Von Andreas Steinhardt 14.06.2026 um 14:05 Uhr | melden

Zur heutigen Gedenkkerze ein Sommergedicht von Ada Christen.

Heute früh gab es hierzulande noch einen Regenschauer - aber schon in wenigen Tagen rollt eine neue, vermutlich sogar Hitzewelle, heran.
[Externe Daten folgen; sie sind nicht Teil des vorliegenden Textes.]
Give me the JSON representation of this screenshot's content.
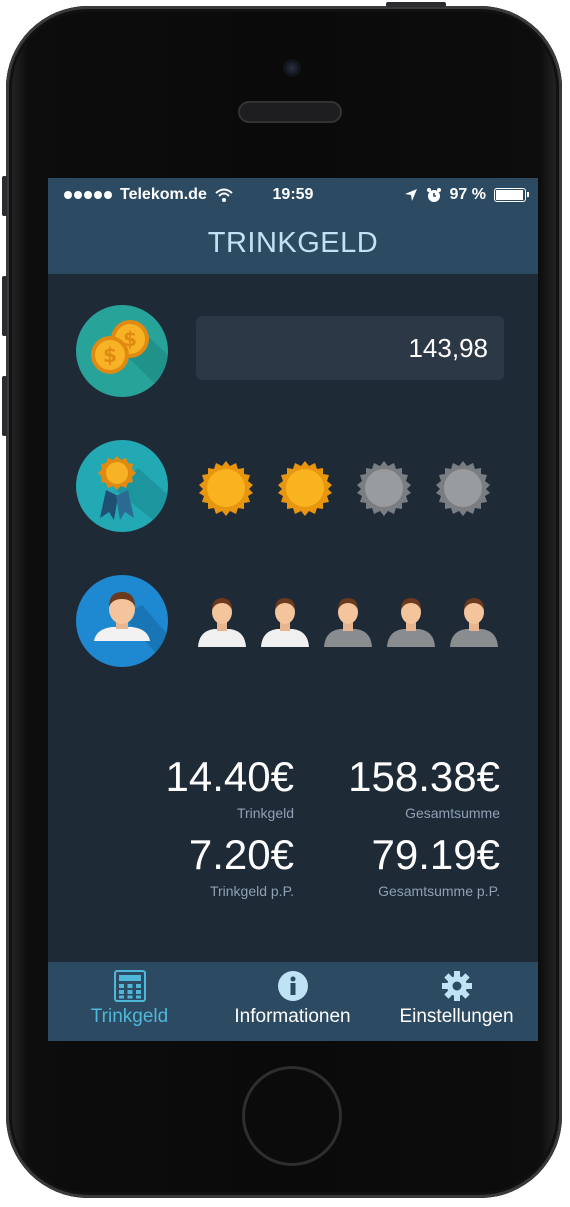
{
  "status_bar": {
    "carrier": "Telekom.de",
    "time": "19:59",
    "battery_percent": "97 %"
  },
  "nav": {
    "title": "TRINKGELD"
  },
  "bill": {
    "amount": "143,98"
  },
  "rating": {
    "selected": 2,
    "total": 4
  },
  "people": {
    "selected": 2,
    "total": 5
  },
  "results": {
    "tip_value": "14.40€",
    "tip_label": "Trinkgeld",
    "total_value": "158.38€",
    "total_label": "Gesamtsumme",
    "tip_pp_value": "7.20€",
    "tip_pp_label": "Trinkgeld p.P.",
    "total_pp_value": "79.19€",
    "total_pp_label": "Gesamtsumme p.P."
  },
  "tabs": [
    {
      "label": "Trinkgeld",
      "icon": "calculator-icon",
      "active": true
    },
    {
      "label": "Informationen",
      "icon": "info-icon",
      "active": false
    },
    {
      "label": "Einstellungen",
      "icon": "gear-icon",
      "active": false
    }
  ],
  "colors": {
    "background": "#1f2a37",
    "bar": "#2c4a62",
    "active_tab": "#4fb7d8",
    "title": "#bfe3f5",
    "label": "#8ea0b3"
  }
}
Ging ich mit meinem Großvater Wilhelm nach einem Regenguss spazieren, fragte er mich stets:

"Junge, riechst du den Wald, riechst du das Feld, die Wiese nach dem Regen?" In der Tat ist es ein schöner, gar erfrischender Geruch - da hatte mein Opa schon recht...und die Luft ist schlichtweg besser nach einem warmen Tag - nun gut, manchmal ist diese direkt nach einem sommerlichen Regenschauer auch recht schwül...Wilhelm atmete aber immer tief und hörbar durch - "Endlich wieder Luft schnappen können", äußerte er so bei sich...


Nach dem Regen

von Ada Christen


Die Vögel zwitschern, die Mücken
Sie tanzen im Sonnenschein,
Tiefgrüne, feuchte Reben
Gucken ins Fenster herein.

Die Tauben girren und kosen
Dort auf dem niederen Dach,
Im Garten jagen spielend
Die Buben den Mädeln nach.

Es knistert in den Büschen,
Es zieht durch die helle Luft
Das Klingen fallender Tropfen,
Der Sommerregenduft.

Ada Christen (Pseudonym), eigentl. Christina von Breden, *06. März 1839 in Wien, +19. Mai 1901 in Inzersdorf am Wienerberge, seit 1938 Stadtteil von Wien.

Christen war eine österreichische Schriftstellerin, Dichterin und Theaterschauspielerin.

Durch die Vermittlung des Schriftstellers und Lyrikers Ferdinand von Saar erschien 1868 als ihre erste Veröffentlichung das Gedichtband "Lieder einer Verlorenen", welches durch seine Kombination von Erotik und sozialer Anklage zur Provokation wurde und entsprechend hohe Auflagen erreichte. Saar hatte ihr auch zu dem Pseudonym "Ada Christen" geraten, das sie für immer bei behielt.